Karen Cushman spoke to us about the importance of courting surprises in our writing. One of her best tips is “Don’t fear surprise, welcome it.” Sometimes we have no idea why something comes unbidden. But it’s okay to stray from our outline. She advised that we “ask the questions we don’t know the answers to.”
What I appreciated about her talk was that she made a point of saying that we “are not channeling someone” nor is there “a muse at work.” We as writers do it unwittingly. Sometimes we leave clues in our own writing about what will happen. We just have to look for them. We prepare ourselves for the surprises.
Jay Asher is one of my favorite workshop teachers at the entire conference. He conveyed so much useful knowledge while constantly engaging the audience. If you get the chance to hear him speak, GO!
He really made us think about how to inject suspense into any type of book. One of the key takeaways was the importance of ANTICIPATION. The reader is waiting for something to happen, something that is supposed to happen, and eventually it has to happen to satisfy the reader.
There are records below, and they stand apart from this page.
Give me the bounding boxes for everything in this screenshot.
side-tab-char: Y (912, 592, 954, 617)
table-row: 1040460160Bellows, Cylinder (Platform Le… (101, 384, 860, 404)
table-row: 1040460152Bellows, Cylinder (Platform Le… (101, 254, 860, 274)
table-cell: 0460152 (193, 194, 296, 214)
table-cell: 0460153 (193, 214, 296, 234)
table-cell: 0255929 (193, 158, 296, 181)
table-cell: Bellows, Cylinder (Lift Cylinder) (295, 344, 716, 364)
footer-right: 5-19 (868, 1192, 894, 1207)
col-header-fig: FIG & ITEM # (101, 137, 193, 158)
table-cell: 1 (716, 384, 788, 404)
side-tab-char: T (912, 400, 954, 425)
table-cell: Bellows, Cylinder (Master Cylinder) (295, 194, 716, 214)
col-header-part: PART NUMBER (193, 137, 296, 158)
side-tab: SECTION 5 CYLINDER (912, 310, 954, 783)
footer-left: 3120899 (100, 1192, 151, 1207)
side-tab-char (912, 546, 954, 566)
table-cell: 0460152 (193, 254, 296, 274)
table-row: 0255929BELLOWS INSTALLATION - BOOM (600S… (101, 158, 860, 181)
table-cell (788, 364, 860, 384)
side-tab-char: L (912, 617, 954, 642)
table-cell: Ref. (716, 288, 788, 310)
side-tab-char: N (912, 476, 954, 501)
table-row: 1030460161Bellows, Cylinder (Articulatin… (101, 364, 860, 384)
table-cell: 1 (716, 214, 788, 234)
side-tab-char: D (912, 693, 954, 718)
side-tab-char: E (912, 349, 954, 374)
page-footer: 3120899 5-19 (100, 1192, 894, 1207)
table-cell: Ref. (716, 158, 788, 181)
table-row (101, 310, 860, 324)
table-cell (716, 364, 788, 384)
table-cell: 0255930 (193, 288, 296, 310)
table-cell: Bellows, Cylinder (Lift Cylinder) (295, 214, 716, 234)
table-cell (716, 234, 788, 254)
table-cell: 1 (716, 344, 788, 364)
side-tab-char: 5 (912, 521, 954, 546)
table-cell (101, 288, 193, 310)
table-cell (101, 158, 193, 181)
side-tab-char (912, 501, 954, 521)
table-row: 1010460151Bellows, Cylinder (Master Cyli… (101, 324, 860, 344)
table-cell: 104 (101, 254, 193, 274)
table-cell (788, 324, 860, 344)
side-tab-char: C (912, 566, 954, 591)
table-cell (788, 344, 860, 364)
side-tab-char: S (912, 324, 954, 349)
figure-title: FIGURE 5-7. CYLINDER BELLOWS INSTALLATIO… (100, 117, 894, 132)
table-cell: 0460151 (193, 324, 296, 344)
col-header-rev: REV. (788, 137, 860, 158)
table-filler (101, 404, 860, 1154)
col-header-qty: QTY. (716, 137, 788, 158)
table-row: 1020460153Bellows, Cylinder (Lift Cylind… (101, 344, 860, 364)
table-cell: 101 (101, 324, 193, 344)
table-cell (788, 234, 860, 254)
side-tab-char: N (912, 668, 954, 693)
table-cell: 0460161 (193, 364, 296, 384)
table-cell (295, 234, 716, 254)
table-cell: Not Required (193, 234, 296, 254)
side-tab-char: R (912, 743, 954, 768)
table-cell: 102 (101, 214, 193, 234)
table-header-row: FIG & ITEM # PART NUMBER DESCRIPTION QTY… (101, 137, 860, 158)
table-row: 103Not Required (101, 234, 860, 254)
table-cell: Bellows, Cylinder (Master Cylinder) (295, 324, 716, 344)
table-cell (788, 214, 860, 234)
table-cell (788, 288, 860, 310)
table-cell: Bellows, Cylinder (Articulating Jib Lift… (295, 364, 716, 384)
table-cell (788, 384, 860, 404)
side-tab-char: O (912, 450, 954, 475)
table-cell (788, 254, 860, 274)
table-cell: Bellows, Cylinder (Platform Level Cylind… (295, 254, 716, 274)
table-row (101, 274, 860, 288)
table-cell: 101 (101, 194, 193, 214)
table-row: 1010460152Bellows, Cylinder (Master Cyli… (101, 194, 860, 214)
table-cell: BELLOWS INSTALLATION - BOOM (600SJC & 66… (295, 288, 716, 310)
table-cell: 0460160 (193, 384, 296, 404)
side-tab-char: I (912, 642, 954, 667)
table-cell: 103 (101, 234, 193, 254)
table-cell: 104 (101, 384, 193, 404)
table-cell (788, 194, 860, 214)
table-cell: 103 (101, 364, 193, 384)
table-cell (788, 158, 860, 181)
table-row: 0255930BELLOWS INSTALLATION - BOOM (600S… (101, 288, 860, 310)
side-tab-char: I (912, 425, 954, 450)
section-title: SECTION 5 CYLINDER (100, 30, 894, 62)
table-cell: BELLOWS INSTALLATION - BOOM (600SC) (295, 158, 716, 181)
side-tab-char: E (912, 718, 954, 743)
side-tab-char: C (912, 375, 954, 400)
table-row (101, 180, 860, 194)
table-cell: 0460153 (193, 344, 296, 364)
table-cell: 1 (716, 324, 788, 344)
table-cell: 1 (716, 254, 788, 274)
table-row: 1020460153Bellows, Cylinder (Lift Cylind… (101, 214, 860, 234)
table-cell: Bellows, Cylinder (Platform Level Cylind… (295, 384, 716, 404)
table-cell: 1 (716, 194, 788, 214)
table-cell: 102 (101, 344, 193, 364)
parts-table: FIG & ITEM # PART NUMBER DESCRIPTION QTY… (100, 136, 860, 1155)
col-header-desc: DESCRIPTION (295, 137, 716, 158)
He mentioned how with Twilight the back cover created anticipation about the vampire discovery. The first 10 pages of the book are all about the weather and setting, but it makes it the perfect place for a vampire, which the reader know to anticipate because of the back cover.
In terms of how to inject suspense at the end of a chapter, he advised that writers can: cut the action early, hint at the story to come, or have multiple narrators so the chapter end is a bit of a story cliffhanger.
My favorite quote? “It’s our fault, but their problem when a reader is up all night reading our book.”